Le schéma exposé ci-dessous l'est sous toutes réserves. En effet, à l'heure actuelle (octobre 2005), aucune décision ferme n'a été prise, et aucune demande de défiscalisation n'a été déposée auprès du bureau des agréments de la direction générale des impôts, pour des raisons qui seront exposées ultérieurement.

Le montage a été conçu par Mme Anne Duthilleul et par les trois partenaires du projet. Il devait permettre de respecter la lettre et l'esprit des accords de Bercy, c'est-à-dire de donner les moyens à la Province Nord et la SMSP d'être majoritaires dans le capital de la société, compte tenu de leur faible surface financière. En ce qui concerne la SMSP, son apport consiste en le gisement de Koniambo, qui, il faut le rappeler, a fait l'objet d'un rachat par l'Etat, qui a compensé la perte subie par Eramet à hauteur de 150 millions d'euros (un milliard de francs) en 1998.

Deux outils ont été déterminés afin d'apporter le soutien de l'Etat à la Province Nord : la défiscalisation de certains investissements d'une part, la garantie de l'Etat sur l'emprunt de la Province Nord d'autre part.

L'opération de défiscalisation serait réalisé selon les termes des articles 217 undecies et duodecies du code général des impôts tels que modifiés par la loi de programme pour l'outre-mer précitée du 21 juillet 2003. Un même procédé est utilisé pour l'usine de Goro Nickel, au Sud. L'Etat a donc décidé d'accorder une assiette totale de 630 millions de dollars, couvrant une large part du montant des infrastructures considérées comme en partie réutilisables en cas d'abandon du projet (centrale électrique, port...).

A cette défiscalisation d'une base de 630 millions de dollars correspond à un avantage fiscal net (après rémunération des investisseurs) d'environ un tiers, de l'ordre de 186 millions de dollars.

A cet effet, le groupement d'intérêt économique (GIE) fiscal conclura un contrat de crédit-bail au profit de la Province Nord, apportant à travers la société d'exploitation une partie des sommes finançant le GIE, et celle-ci le transférera immédiatement à la société d'exploitation, afin de la faire bénéficier de l'avantage économique de la défiscalisation, en échange d'une participation au capital attribuée à la Province Nord.

Il n'est pas possible, à l'heure actuelle, de déterminer la structure exacte de ce contrat, aucun dossier de demande d'agrément n'ayant encore été transmis aux services de la direction générale des impôts.

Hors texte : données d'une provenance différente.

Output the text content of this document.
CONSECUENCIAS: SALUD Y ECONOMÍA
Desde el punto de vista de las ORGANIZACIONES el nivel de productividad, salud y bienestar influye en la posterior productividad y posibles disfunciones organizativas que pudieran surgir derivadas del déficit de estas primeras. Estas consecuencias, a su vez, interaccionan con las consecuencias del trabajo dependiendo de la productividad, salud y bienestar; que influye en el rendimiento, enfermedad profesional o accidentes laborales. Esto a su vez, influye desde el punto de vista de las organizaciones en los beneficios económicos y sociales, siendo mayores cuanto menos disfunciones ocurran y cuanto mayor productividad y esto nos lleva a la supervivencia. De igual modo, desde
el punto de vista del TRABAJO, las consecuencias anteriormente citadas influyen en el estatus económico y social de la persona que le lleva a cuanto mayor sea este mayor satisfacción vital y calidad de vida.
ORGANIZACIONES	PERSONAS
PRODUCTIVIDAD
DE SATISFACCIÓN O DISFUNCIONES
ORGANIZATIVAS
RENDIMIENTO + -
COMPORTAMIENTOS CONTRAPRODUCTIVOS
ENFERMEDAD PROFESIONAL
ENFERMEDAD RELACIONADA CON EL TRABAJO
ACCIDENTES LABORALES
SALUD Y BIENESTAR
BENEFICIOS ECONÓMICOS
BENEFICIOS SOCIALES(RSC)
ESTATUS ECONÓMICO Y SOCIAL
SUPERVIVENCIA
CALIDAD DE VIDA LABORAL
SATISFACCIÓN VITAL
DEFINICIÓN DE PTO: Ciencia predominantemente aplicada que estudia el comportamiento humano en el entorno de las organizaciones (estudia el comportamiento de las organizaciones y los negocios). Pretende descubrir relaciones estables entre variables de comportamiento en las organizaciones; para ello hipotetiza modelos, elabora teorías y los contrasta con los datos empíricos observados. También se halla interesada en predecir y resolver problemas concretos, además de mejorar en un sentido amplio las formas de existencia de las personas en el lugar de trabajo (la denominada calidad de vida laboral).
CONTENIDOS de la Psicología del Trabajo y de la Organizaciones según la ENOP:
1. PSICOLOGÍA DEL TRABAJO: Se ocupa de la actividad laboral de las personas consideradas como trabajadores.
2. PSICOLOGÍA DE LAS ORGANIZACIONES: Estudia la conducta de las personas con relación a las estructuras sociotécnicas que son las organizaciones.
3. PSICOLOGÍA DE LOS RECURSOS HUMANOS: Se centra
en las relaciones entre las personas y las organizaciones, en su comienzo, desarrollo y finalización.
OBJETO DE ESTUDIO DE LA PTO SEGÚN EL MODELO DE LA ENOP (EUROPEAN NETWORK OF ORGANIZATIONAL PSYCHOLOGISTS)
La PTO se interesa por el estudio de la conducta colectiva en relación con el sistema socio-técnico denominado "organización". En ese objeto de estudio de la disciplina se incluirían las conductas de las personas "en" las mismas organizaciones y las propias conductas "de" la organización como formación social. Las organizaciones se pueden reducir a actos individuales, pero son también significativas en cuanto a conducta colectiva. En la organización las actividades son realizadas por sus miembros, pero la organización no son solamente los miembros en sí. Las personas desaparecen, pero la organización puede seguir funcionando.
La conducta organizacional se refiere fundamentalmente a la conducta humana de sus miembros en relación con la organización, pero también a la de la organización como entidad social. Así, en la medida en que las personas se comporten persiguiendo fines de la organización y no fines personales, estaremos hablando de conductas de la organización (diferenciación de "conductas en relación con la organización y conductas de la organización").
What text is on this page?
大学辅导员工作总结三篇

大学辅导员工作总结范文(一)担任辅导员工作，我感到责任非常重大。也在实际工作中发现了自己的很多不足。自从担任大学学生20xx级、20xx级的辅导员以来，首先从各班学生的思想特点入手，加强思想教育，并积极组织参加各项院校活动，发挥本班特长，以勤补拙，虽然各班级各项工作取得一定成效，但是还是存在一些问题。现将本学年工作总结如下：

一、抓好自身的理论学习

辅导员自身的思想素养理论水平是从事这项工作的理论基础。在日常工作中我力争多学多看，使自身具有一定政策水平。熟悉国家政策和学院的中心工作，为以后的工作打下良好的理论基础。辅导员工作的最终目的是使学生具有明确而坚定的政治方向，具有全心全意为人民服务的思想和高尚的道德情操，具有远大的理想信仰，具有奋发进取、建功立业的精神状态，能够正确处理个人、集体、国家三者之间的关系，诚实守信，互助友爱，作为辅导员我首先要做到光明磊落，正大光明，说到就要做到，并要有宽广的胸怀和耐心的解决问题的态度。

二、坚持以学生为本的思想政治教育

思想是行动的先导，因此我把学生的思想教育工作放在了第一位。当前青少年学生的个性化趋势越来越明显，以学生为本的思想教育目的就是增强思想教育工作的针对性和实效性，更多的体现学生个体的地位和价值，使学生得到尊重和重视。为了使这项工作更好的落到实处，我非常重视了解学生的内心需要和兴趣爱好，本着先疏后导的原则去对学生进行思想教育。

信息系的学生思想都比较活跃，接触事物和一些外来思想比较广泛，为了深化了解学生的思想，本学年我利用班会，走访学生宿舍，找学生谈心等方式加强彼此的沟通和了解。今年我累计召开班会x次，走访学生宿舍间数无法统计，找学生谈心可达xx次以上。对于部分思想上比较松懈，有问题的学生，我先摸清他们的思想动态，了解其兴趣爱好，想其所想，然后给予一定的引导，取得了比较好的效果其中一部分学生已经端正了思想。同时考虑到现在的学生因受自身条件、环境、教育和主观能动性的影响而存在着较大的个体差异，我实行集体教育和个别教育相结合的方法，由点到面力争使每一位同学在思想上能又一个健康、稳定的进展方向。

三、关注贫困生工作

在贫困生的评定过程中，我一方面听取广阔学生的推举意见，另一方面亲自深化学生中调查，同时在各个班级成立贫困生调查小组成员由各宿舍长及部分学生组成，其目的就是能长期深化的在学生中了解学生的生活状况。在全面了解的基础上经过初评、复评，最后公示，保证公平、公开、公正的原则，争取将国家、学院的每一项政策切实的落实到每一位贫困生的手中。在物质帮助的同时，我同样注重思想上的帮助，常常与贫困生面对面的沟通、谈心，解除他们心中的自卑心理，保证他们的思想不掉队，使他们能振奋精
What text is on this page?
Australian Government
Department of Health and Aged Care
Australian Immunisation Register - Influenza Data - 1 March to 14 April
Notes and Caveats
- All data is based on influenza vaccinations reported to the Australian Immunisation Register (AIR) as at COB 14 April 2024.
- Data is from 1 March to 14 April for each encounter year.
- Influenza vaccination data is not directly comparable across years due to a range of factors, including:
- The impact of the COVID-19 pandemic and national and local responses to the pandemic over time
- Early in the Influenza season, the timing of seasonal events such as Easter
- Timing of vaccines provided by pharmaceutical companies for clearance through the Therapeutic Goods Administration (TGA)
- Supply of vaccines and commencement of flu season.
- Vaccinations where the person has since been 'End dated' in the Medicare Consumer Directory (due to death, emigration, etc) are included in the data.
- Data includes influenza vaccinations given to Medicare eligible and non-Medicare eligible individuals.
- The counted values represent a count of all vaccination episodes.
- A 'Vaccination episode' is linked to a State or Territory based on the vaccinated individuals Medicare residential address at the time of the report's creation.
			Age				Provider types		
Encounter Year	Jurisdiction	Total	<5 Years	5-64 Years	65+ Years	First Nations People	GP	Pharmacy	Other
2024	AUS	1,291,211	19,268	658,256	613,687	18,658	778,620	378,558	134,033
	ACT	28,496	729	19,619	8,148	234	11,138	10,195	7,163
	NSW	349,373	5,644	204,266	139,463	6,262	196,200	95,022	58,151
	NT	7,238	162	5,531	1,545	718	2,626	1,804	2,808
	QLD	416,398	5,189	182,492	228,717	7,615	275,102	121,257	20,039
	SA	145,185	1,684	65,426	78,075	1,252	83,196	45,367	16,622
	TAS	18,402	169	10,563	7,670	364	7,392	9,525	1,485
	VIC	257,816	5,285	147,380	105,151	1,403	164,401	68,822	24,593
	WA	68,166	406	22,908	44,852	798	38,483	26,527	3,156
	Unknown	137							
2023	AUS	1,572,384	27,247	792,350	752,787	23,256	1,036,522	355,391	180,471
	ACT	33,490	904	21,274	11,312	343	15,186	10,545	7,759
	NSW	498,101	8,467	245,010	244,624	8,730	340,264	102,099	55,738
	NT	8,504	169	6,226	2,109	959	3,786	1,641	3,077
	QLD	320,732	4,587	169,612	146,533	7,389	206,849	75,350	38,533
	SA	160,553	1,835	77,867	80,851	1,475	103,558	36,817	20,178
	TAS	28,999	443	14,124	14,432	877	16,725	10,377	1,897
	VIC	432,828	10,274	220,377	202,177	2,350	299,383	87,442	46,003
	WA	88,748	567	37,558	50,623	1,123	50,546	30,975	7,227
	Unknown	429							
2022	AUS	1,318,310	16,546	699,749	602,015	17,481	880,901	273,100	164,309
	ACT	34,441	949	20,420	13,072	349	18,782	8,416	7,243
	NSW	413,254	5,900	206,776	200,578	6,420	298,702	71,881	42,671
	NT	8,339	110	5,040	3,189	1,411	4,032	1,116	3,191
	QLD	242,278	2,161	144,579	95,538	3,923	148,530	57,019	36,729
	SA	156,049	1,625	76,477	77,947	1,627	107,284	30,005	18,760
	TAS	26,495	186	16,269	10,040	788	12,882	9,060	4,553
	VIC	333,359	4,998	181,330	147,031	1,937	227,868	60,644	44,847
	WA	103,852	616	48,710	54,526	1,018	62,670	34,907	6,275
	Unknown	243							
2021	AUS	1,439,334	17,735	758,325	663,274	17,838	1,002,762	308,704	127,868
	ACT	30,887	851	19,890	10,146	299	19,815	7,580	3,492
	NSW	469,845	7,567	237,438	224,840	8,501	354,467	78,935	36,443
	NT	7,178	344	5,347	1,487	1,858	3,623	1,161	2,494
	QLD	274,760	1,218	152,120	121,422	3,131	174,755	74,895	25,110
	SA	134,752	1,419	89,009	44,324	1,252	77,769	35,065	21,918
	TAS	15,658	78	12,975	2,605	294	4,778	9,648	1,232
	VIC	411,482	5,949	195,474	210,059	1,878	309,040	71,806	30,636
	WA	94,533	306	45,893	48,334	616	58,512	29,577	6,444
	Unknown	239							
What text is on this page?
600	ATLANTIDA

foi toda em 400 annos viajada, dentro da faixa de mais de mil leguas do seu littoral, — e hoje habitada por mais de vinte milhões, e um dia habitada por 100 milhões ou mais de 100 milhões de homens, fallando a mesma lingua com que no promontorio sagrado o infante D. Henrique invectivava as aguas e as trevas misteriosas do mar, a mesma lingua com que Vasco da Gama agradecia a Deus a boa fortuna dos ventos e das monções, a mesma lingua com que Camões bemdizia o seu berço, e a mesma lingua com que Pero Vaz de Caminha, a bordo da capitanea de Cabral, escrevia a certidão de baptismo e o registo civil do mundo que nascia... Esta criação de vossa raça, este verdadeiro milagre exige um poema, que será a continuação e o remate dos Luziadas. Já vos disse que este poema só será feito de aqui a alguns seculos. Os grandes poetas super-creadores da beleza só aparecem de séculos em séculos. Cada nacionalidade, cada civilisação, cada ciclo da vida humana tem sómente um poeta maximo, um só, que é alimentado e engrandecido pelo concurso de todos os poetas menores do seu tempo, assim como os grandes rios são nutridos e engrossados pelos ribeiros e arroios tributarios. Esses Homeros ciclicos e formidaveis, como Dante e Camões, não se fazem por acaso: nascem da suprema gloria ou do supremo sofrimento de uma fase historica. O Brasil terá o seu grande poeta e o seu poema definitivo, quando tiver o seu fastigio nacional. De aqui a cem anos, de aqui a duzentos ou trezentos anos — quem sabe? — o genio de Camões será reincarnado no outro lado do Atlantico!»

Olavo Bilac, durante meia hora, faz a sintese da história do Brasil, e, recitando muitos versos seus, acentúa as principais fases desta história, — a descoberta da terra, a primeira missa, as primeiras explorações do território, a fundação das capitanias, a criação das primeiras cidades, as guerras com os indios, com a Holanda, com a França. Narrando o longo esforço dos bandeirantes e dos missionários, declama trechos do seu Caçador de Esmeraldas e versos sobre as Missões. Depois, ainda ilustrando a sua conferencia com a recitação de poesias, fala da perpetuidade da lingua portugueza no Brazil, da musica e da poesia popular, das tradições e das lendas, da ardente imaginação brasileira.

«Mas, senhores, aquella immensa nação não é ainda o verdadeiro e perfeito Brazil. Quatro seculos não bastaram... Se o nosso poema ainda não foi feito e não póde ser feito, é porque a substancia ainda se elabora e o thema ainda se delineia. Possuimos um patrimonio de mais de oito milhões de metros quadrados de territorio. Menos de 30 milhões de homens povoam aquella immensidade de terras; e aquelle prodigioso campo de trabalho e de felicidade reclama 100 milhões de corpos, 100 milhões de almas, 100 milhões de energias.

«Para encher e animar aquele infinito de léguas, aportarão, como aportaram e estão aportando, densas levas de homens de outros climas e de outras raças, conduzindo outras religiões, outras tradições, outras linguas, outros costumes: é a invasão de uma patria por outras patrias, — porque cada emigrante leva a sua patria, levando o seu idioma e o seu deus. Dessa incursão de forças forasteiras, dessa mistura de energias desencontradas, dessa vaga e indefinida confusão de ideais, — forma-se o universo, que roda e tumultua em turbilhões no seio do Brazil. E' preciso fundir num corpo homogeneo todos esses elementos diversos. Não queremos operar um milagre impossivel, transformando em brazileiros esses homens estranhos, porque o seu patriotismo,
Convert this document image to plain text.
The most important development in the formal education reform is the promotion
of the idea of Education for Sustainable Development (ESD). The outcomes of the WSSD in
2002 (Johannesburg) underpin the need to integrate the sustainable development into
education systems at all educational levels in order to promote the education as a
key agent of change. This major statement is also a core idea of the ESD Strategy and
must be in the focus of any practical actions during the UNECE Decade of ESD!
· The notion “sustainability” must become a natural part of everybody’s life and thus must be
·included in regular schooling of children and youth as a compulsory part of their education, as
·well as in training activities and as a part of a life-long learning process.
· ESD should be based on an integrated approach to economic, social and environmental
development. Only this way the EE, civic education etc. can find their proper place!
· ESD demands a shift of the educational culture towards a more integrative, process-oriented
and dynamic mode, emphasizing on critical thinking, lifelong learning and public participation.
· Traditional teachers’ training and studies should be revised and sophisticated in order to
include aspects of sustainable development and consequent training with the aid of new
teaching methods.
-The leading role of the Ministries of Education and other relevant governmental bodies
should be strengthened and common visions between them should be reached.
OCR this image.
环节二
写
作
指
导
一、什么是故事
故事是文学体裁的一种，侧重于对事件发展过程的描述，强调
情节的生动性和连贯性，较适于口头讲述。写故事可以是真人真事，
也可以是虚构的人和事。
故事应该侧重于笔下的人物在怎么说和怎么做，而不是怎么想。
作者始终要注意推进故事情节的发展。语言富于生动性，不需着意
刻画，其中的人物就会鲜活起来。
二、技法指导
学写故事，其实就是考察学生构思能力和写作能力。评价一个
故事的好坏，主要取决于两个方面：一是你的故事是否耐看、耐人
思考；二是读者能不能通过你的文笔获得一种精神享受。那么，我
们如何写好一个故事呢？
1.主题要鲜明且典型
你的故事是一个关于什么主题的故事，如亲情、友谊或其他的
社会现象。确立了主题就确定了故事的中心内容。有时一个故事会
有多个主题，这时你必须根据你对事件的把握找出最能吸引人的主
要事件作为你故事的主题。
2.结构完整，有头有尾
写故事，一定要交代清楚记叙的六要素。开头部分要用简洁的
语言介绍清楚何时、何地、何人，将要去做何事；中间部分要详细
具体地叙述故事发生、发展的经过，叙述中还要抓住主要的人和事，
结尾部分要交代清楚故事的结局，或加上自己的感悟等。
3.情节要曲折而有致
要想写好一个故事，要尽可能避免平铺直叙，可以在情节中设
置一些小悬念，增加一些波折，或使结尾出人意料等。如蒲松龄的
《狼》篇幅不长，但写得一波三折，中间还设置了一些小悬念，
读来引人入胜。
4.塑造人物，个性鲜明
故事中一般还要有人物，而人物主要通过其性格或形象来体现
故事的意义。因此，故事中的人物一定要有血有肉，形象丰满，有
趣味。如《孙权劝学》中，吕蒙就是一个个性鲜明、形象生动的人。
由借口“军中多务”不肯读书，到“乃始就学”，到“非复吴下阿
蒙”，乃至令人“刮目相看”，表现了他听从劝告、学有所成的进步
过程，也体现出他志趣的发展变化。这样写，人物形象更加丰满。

Cependant, le montage final pourrait être proche de celui exposé dans la partie III du présent rapport pour Goro Nickel.

2. Les garanties d'emprunt

L'autre partie de l'apport de la Province Nord serait constituée d'une participation directe par le biais d'un emprunt bénéficiant d'une garantie portée par la Province Nord, et contre garantie par l'Etat, ce qui nécessiterait le vote d'un article dans le cadre d'une loi de finances.

Ces garantie, dont le montant n'est pas encore connu, devraient largement dépasser les 300 millions de dollars qui avaient été évoqués devant votre rapporteur spécial lors de son déplacement au mois de mai, et avoisiner 450 millions de dollars, ce qui est incontestablement considérable.